Jay Nash, National Bank Financial

Jay Nash’s rules-based approach to portfolio management takes the emotion out of selecting investments

Jay Nash, National Bank Financial

Name: Jay Nash
Title: Senior vice-president and portfolio manager
Practice: Nash Family Wealth Management
Firm: National Bank Financial
Location: London, ON
Years in the industry: 20
Certifications: CIM, FCSI

When Jay Nash, SVPand portfolio manager with National Bank Financial, began his career in the late ’90s at Midland Walwyn, he observed several turning points in the market, including the long-term capital issue in 1998, irrational exuberance in 1999 and the technology correction of 2000. Witnessing it all, he realized that basing a strategy around current events in the market would result in being wrong more often than right, so he decided to adopt a rules-based approach that removes any emotion from picking stocks and sectors. Two decades later, that approach has paid off, judging by Nash’s multiple nominations for Portfolio/ Discretionary Manager of the Year at the Wealth Professional Awards.

“My process has evolved over the last 20 years, but that was where it started, and it was a matter of tightening it up over time,” Nash says. “I work from asset allocation first and foremost. When you are looking at portfolios, you want to make sure the risk for each client is appropriate and that they have the right balance. Then you look at the top-down macro side, deciding if the current environment provides a better or worse risk/return ratio than would be present. Then you turn to the bottom up – the individual positions.”

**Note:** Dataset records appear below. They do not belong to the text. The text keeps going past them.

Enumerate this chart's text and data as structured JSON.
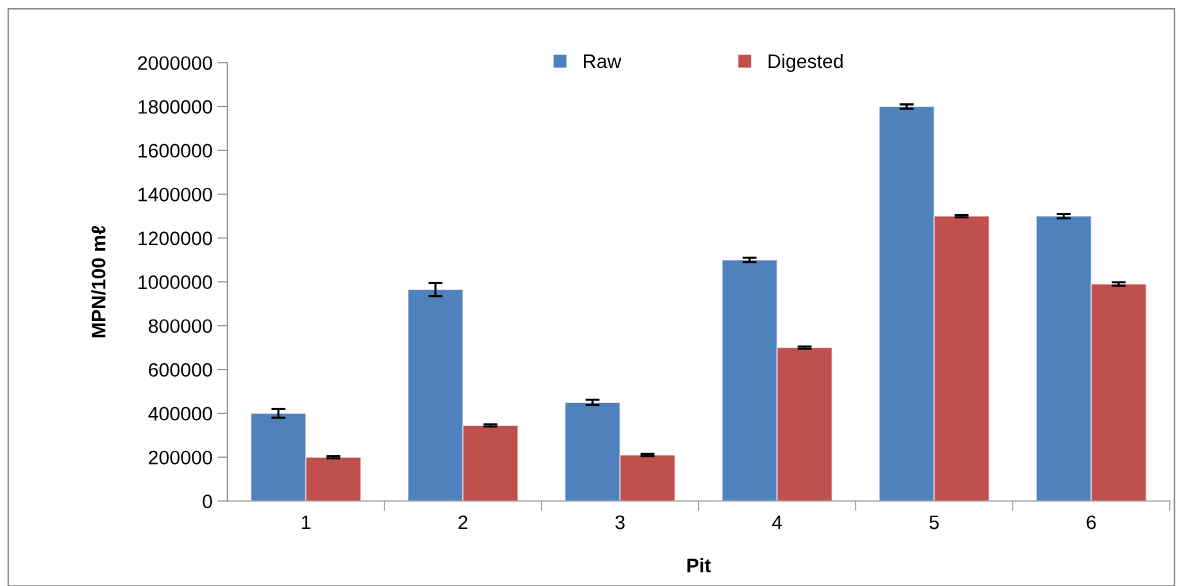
{
  "chart_data": {
    "type": "bar",
    "xlabel": "Pit",
    "ylabel": "MPN/100 mℓ",
    "categories": [
      "1",
      "2",
      "3",
      "4",
      "5",
      "6"
    ],
    "series": [
      {
        "name": "Raw",
        "color": "#4f81bd",
        "values": [
          400000,
          965000,
          450000,
          1100000,
          1800000,
          1300000
        ],
        "errors": [
          20000,
          30000,
          12000,
          10000,
          10000,
          10000
        ]
      },
      {
        "name": "Digested",
        "color": "#c0504d",
        "values": [
          200000,
          345000,
          210000,
          700000,
          1300000,
          990000
        ],
        "errors": [
          5000,
          5000,
          5000,
          5000,
          5000,
          8000
        ]
      }
    ],
    "ylim": [
      0,
      2000000
    ],
    "yticks": [
      0,
      200000,
      400000,
      600000,
      800000,
      1000000,
      1200000,
      1400000,
      1600000,
      1800000,
      2000000
    ],
    "grid": false,
    "legend": "top"
  }
}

Far from a cookie-cutter approach, Nash endeavours to control the ingredients for each client and their unique situation. “No two portfolios are the same, as everyone’s timeline, risk parameters and types of accounts – corporate or individual – are unique,” he says. “It doesn’t mean you have to have different stocks or managers in each one; you just have to adjust the weightings.”

After he establishes individual parameters, Nash applies his rules-based approach. “One of the rules I adhere to, in the managed realm for mutual and exchange-traded funds, is I hold no sectors of any kind, whether geographic or economic,” he says. “I focus primarily on the ETFs or managers – active or passive – that provide the best exposure to a given portion of the portfolio. When looking at opportunistic moves, much of my process is driven by Morningstar and CPMS data and the rules we have in place within that quantitative program. They guide us day-to-day and remove the emotion when it comes to one sector or stock at any given time.”

“[Fear and greed] drive everything, unless you have a set of rules that sets your process”

Removing that emotion is one of the biggest challenges Nash sees today. Given the access to information that’s available now, any investor at any level is susceptible to making emotional decisions.

“When we look at other factors, news flow is there and the data is changing constantly, but it still feeds to an emotional response, whether fear or greed,” Nash says. “Those two emotions drive everything, unless you have a set of rules that sets your process.” 

An integral part of that process for Nash is active management. While he agrees with the statistics that show the benefits of holding passive investments in larger and more liquid markets, he has also seen that when it comes to global equities and small cap, active management tends to be successful.

“Overall, there are exceptions in both cases,” he says, “but I am a believer that active management in the less liquid or overly diverse markets has a real advantage.” 

In addition to observing a shift in market events and the types of investments used, Nash has also noticed a change in the role of a portfolio manager. 

“The job itself has evolved significantly,” he says. “It was very stock- and story-focused in 1998. People turned to you, as an advisor, to provide guidance for their portfolio alone. Today, the guidance is much broader. They are looking for your help with their portfolio and many of their lifestyle decisions as well, such as a financial plan, and you need to provide all of that within your services. That has been a huge change and requires a more diverse set of skills. I believe the modern investment advisory relationship is much more team-focused than it was, with the need for specialties versus the old individual advisor-to-client relationship.” 

To meet investors’ growing expectations and create productive relationships with clients, Nash believes strong communication is a must for portfolio managers today. 

“The ability to communicate with those who work with you, the ability to listen and hear what clients truly need, and the ability to adjust your approach to everyone’s unique needs are key qualities,” he says. “While every investor would happily turn to you and say, ‘Give me all the upside without any downside,’ it isn’t the reality. In our business, understanding what the client is really asking for is a skill set that is required today.”